= Marie Prestat =

French organist and composer

Marie Joséphine Claire Prestat (1862–1933) was a French organist, pianist, composer and teacher. She was a native of Paris where she spent her entire life. She is known principally as a composer of organ and piano music, vocal works, and pedagogical texts.

==Training==
Marie Prestat began advanced musical studies at a young age at the Conservatoire de Paris. In 1876 - at the age of 14 - she was awarded the Conservatoire's highest diploma (Premier Prix) in Solfège.

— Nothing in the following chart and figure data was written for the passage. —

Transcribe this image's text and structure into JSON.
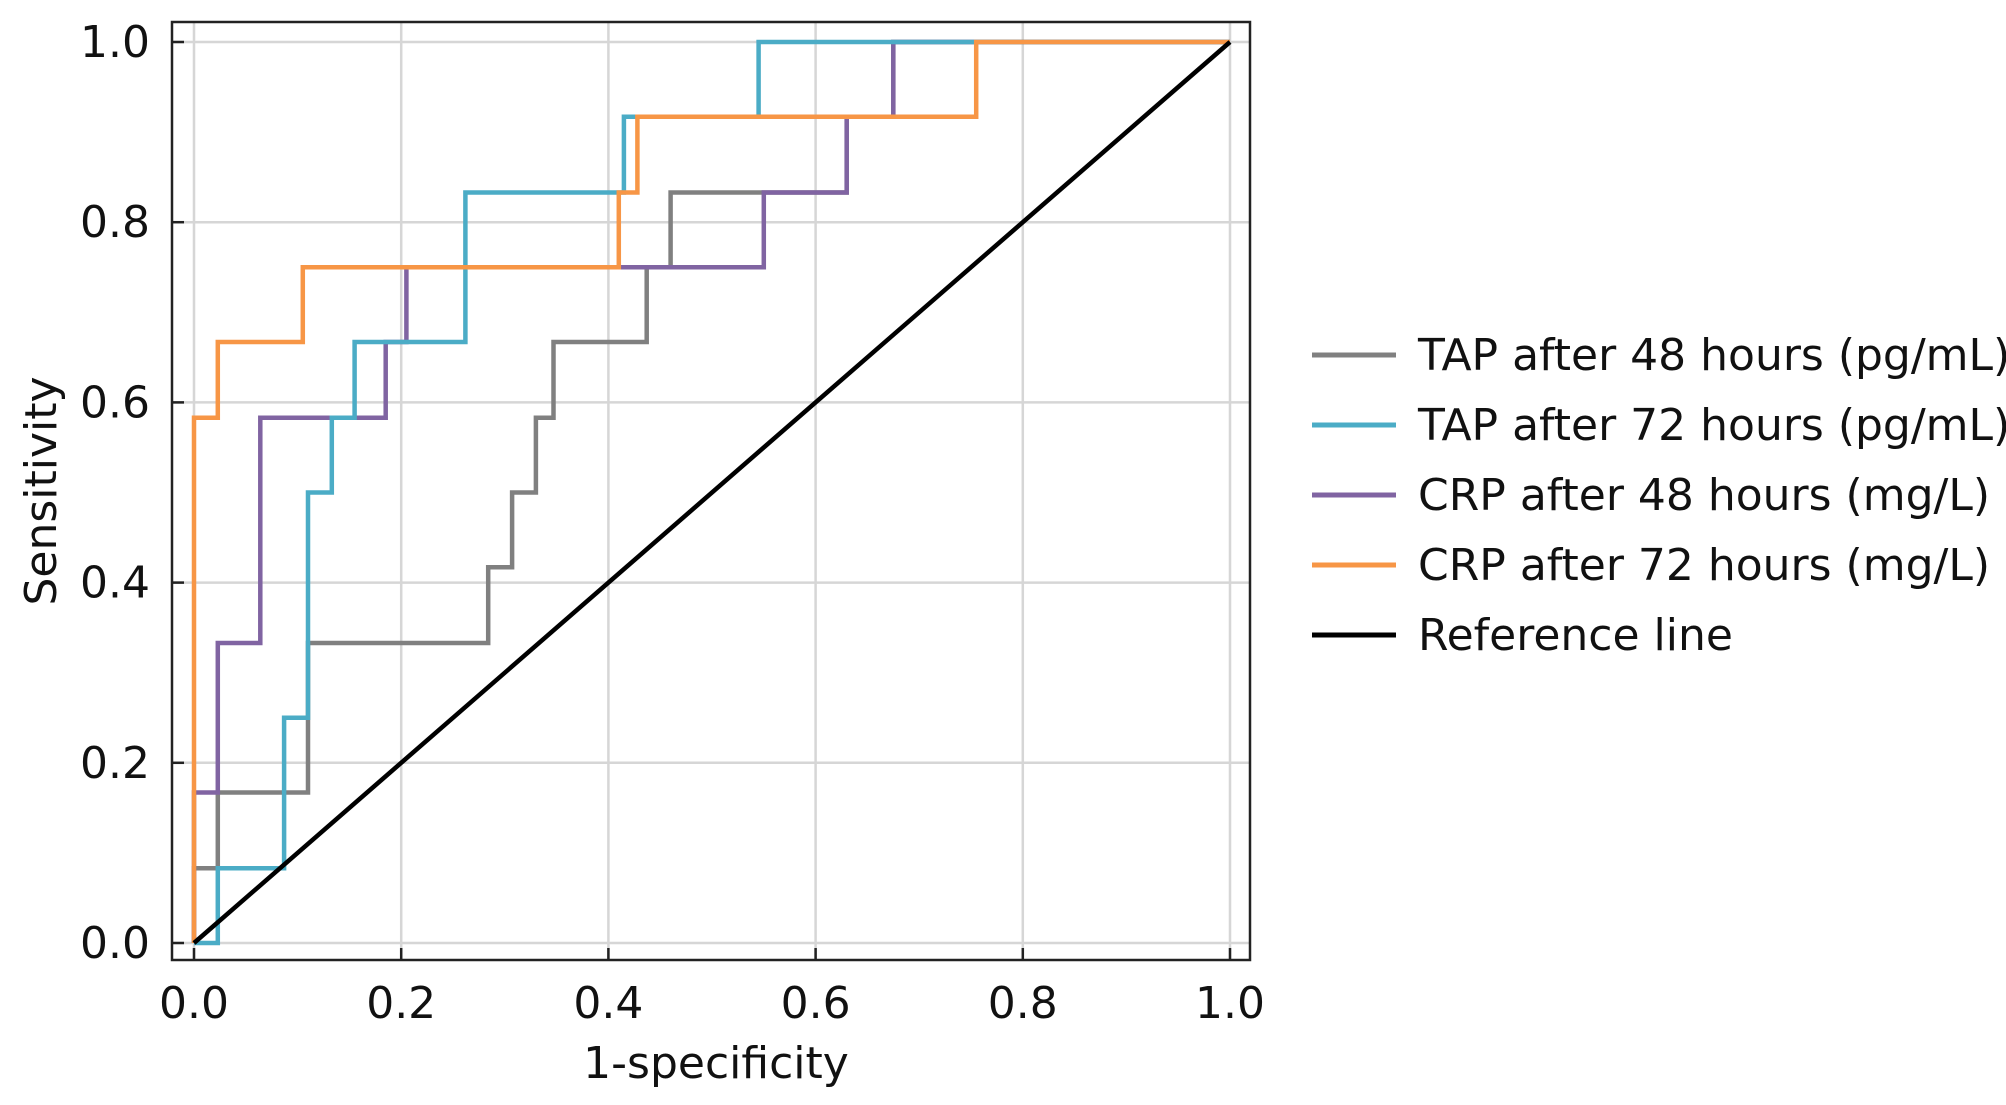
{
  "chart_data": {
    "type": "line",
    "title": "",
    "xlabel": "1-specificity",
    "ylabel": "Sensitivity",
    "xlim": [
      0,
      1
    ],
    "ylim": [
      0,
      1
    ],
    "x_ticks": [
      "0.0",
      "0.2",
      "0.4",
      "0.6",
      "0.8",
      "1.0"
    ],
    "y_ticks": [
      "0.0",
      "0.2",
      "0.4",
      "0.6",
      "0.8",
      "1.0"
    ],
    "grid": true,
    "legend_position": "right",
    "series": [
      {
        "name": "TAP after 48 hours (pg/mL)",
        "color": "#808080",
        "points": [
          [
            0,
            0
          ],
          [
            0,
            0.083
          ],
          [
            0.023,
            0.083
          ],
          [
            0.023,
            0.167
          ],
          [
            0.11,
            0.167
          ],
          [
            0.11,
            0.333
          ],
          [
            0.284,
            0.333
          ],
          [
            0.284,
            0.417
          ],
          [
            0.307,
            0.417
          ],
          [
            0.307,
            0.5
          ],
          [
            0.33,
            0.5
          ],
          [
            0.33,
            0.583
          ],
          [
            0.347,
            0.583
          ],
          [
            0.347,
            0.667
          ],
          [
            0.437,
            0.667
          ],
          [
            0.437,
            0.75
          ],
          [
            0.46,
            0.75
          ],
          [
            0.46,
            0.833
          ],
          [
            0.63,
            0.833
          ],
          [
            0.63,
            0.917
          ],
          [
            0.675,
            0.917
          ],
          [
            0.675,
            1
          ],
          [
            1,
            1
          ]
        ]
      },
      {
        "name": "TAP after 72 hours (pg/mL)",
        "color": "#4BACC6",
        "points": [
          [
            0,
            0
          ],
          [
            0.023,
            0
          ],
          [
            0.023,
            0.083
          ],
          [
            0.087,
            0.083
          ],
          [
            0.087,
            0.25
          ],
          [
            0.11,
            0.25
          ],
          [
            0.11,
            0.5
          ],
          [
            0.133,
            0.5
          ],
          [
            0.133,
            0.583
          ],
          [
            0.155,
            0.583
          ],
          [
            0.155,
            0.667
          ],
          [
            0.262,
            0.667
          ],
          [
            0.262,
            0.833
          ],
          [
            0.415,
            0.833
          ],
          [
            0.415,
            0.917
          ],
          [
            0.545,
            0.917
          ],
          [
            0.545,
            1
          ],
          [
            1,
            1
          ]
        ]
      },
      {
        "name": "CRP after 48 hours (mg/L)",
        "color": "#8064A2",
        "points": [
          [
            0,
            0
          ],
          [
            0,
            0.167
          ],
          [
            0.023,
            0.167
          ],
          [
            0.023,
            0.333
          ],
          [
            0.064,
            0.333
          ],
          [
            0.064,
            0.583
          ],
          [
            0.185,
            0.583
          ],
          [
            0.185,
            0.667
          ],
          [
            0.205,
            0.667
          ],
          [
            0.205,
            0.75
          ],
          [
            0.55,
            0.75
          ],
          [
            0.55,
            0.833
          ],
          [
            0.63,
            0.833
          ],
          [
            0.63,
            0.917
          ],
          [
            0.675,
            0.917
          ],
          [
            0.675,
            1
          ],
          [
            1,
            1
          ]
        ]
      },
      {
        "name": "CRP after 72 hours (mg/L)",
        "color": "#F79646",
        "points": [
          [
            0,
            0
          ],
          [
            0,
            0.583
          ],
          [
            0.023,
            0.583
          ],
          [
            0.023,
            0.667
          ],
          [
            0.105,
            0.667
          ],
          [
            0.105,
            0.75
          ],
          [
            0.41,
            0.75
          ],
          [
            0.41,
            0.833
          ],
          [
            0.428,
            0.833
          ],
          [
            0.428,
            0.917
          ],
          [
            0.755,
            0.917
          ],
          [
            0.755,
            1
          ],
          [
            1,
            1
          ]
        ]
      },
      {
        "name": "Reference line",
        "color": "#000000",
        "points": [
          [
            0,
            0
          ],
          [
            1,
            1
          ]
        ]
      }
    ]
  }
}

Among her teachers at the Conservatoire were:
- for harmony: Charles Lenepveu, gaining Premier Prix in 1885.
- for accompaniment: Auguste Bazille, gaining Premier Prix in 1886.
- for composition: Ernest Guiraud, gaining Premier Prix for fugue and counterpoint in 1889, the first female Conservatoire student to do so.
- for organ: César Franck, gaining Premier Prix in 1890.

Marie Prestat was the first female Conservatoire student to gain five Premier Prix.

==Later years==
===Teacher===
Prestat's work as a teacher was recognised in 1895 by the French State awarding her the Ordre des Palmes Académiques. From that time onwards her teaching career was spent largely at the Schola Cantorum in Paris where she taught the organ (1895–7) and piano (1901–22).

===Organist===
By 1912 Prestat was organist of the Association des Concerts Spirituels at the Sorbonne.